[Openstack] Federated Identity Management (bursting and zones)

Sandy Walsh sandy.walsh at RACKSPACE.COM
Tue Apr 5 01:53:46 UTC 2011


From: Vishvananda Ishaya [vishvananda at gmail.com]
> Eric:
> I agree that your suggestion is simpler, but I think we are too limited if we remove multi-membership and per-
> object overrides.  Imagine that alice is an organization that has 10 users and a lot of instances.  If i create a group
> called alice_shares, then I have to remember to add all of other 10 users of alice to that group, and the instances
> are no longer logically grouped because they will show up at a different url or require a different set of 
> credentials to access.  This sucks from a usability perspective.  I should also mention that if we are going
> to the trouble of making an api to create new groups anyway, it might be better to just bite the bullet
>  and jump into multiple ownership.

Agree, as per my previous email.

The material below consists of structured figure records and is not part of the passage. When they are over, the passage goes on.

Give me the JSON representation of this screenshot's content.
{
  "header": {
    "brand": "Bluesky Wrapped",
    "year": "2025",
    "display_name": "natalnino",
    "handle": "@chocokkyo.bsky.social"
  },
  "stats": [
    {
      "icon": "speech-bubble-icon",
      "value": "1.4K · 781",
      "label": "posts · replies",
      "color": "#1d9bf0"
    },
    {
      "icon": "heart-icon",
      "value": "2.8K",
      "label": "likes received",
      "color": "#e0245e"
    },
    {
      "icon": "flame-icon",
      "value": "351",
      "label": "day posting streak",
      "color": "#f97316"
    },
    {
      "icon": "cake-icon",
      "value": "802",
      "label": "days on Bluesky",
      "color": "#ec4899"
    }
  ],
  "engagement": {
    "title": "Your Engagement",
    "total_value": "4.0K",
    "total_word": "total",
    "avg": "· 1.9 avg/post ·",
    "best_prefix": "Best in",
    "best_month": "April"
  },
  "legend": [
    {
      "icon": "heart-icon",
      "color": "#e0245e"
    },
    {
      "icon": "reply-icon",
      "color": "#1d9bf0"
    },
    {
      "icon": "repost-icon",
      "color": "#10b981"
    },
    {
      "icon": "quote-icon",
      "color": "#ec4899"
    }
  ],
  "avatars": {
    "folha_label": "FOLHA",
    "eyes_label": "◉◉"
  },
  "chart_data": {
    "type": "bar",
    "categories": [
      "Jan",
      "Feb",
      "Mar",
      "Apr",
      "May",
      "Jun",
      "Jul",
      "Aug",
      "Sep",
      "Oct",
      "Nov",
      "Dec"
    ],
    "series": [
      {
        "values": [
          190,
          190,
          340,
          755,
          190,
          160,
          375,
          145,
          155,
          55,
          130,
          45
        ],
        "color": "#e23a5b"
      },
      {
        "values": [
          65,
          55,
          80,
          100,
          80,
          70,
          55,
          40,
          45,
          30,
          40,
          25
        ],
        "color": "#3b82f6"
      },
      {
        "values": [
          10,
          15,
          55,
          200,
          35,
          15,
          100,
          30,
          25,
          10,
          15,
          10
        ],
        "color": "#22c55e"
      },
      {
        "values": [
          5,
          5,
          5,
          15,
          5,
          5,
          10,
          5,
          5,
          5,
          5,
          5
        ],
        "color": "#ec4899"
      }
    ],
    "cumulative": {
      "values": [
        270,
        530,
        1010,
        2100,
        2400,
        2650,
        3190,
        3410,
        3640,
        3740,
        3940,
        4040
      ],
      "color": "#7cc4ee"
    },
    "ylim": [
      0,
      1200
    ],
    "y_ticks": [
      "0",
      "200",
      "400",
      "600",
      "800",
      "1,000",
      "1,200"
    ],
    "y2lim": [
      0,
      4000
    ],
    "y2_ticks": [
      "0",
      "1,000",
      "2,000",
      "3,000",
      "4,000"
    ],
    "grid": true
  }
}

I think the effort to support multiple user accounts is no different than managing multiple resource groups. 

> The original proposal was to keep a single owner, but allow resources to be overridden individually.  [...]
> I think this is the simplest approach, but it does sacrifice the feature of managing permissions on sets of
> objects below the ownership level.

The override concept give me pause. It seems like unnecessary work when the problem can be handled easier by assigning ownership to a Resource to a group vs a single user. 

> The resource groups that are suggested seem like something akin to tags, where you could tag a set of resources 
> and give access to all of them.  In this scenario, the instances would still have alice as the owner, but some of them
> would be tagged "alice_shares".  These can actually be subject groups, but there has to be a mapping of resources
> to subjects somewhere, and i think that could actually be done in the service layer instead of the authz layer, 
> perhaps even using instance metadata.  The drawback of this method is that it essentially boils down to multiple-
> ownership and requires auth api additiions to allow group creation and modification.

I like tags, they scale well. But they work best as way of representing static metadata (think bookmarks in delicio.us) ... if the tags are changing frequently then groups are easier to update (vs. running around to all instances that need tags added/removed)

> Resource groups does feels like it could be a bit YAGNI, but we definitely need some way for sharing to
>  occur that maintains some usability.

>From my discussion with Jorge, much of this functionality is present in the existing Rackspace authz system and on the roadmap for inclusion. It is modeled on existing SAML and RBAC approaches. It should work easily with LDAP containers as well.